Präsident Donald Trump wandte sich an Truth Social, um darüber nachzudenken, wer Schiffe für die Durchfahrt durch die Straße von Hormus belasten darf – und kam zu einer Antwort, die die Vereinigten Staaten und ihn selbst in den Mittelpunkt stellte.
In einem Beitrag am Mittwoch erklärte Trump, es werde während der von ihm sogenannten „Waffenstillstandsperiode" für 60 Tage „KEINE MAUTGEBÜHREN in der Straße von Hormus" geben, und „KEINE MAUTGEBÜHREN nach Ablauf der 60-Tage-Frist" – mit einer weitreichenden Ausnahme. Die Ausnahme: Mautgebühren, die „von und für die Vereinigten Staaten von Amerika erhoben werden", sollte das zugrundeliegende Abkommen scheitern.

Die von ihm angebotene Begründung war ziemlich klar. Die Gebühren, so schrieb er, wären eine Entschädigung „für Dienste, die als Schutzengel für die Länder des Nahen Ostens erbracht wurden", und deckten „vergangene, gegenwärtige und künftige Kostenerstattungen" ab. Er schloss, wie so oft, mit „Danke für Ihre Aufmerksamkeit in dieser Angelegenheit!!!"
Der Beitrag stellt einen fragilen Waffenstillstand – einen, den Trump erst nach der Drohung sicherte, dass Irans „gesamte Zivilisation heute Nacht sterben wird" – als eine Art Schutzvereinbarung dar, wobei Washington in der Position ist, der Region das Privileg der sicheren Durchfahrt in Rechnung zu stellen.

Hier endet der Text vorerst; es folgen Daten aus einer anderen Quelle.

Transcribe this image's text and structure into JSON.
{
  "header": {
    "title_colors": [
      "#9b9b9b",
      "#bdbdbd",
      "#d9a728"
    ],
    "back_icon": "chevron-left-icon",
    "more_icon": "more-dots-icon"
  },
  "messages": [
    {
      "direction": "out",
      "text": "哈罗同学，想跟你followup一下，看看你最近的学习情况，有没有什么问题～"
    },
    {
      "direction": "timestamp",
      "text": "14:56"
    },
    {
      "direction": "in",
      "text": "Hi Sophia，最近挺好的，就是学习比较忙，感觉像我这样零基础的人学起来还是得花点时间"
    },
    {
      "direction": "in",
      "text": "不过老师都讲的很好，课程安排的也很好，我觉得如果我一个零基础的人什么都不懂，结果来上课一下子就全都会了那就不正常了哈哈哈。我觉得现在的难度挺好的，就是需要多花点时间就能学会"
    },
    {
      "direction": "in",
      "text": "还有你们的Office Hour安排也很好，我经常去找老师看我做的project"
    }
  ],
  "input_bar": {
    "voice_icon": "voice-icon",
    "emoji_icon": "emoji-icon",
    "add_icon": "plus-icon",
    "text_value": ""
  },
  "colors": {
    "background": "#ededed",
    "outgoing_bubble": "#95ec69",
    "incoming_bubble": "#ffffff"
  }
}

Sein jüngster Beitrag erwägt offen amerikanische Mautgebühren, anstatt sie auszuschließen.
Iran seinerseits hat bestätigt, 60 Tage lang keine Mautgebühren zu erheben, plant aber laut dem halboffiziellen Medium Tasnim, nach Ablauf des Zeitfensters „für Dienstleistungen" zu berechnen – wobei sowohl Washington als auch Teheran auf Gebühren für denselben Wasserweg schielen.
Die Einsätze hinter dem Großsprechertum sind real. Etwa ein Fünftel des weltweiten Öls – rund 20 Millionen Barrel pro Tag – fließt durch die Straße von Hormus, ebenso wie ein Großteil des weltweiten Flüssigerdgases.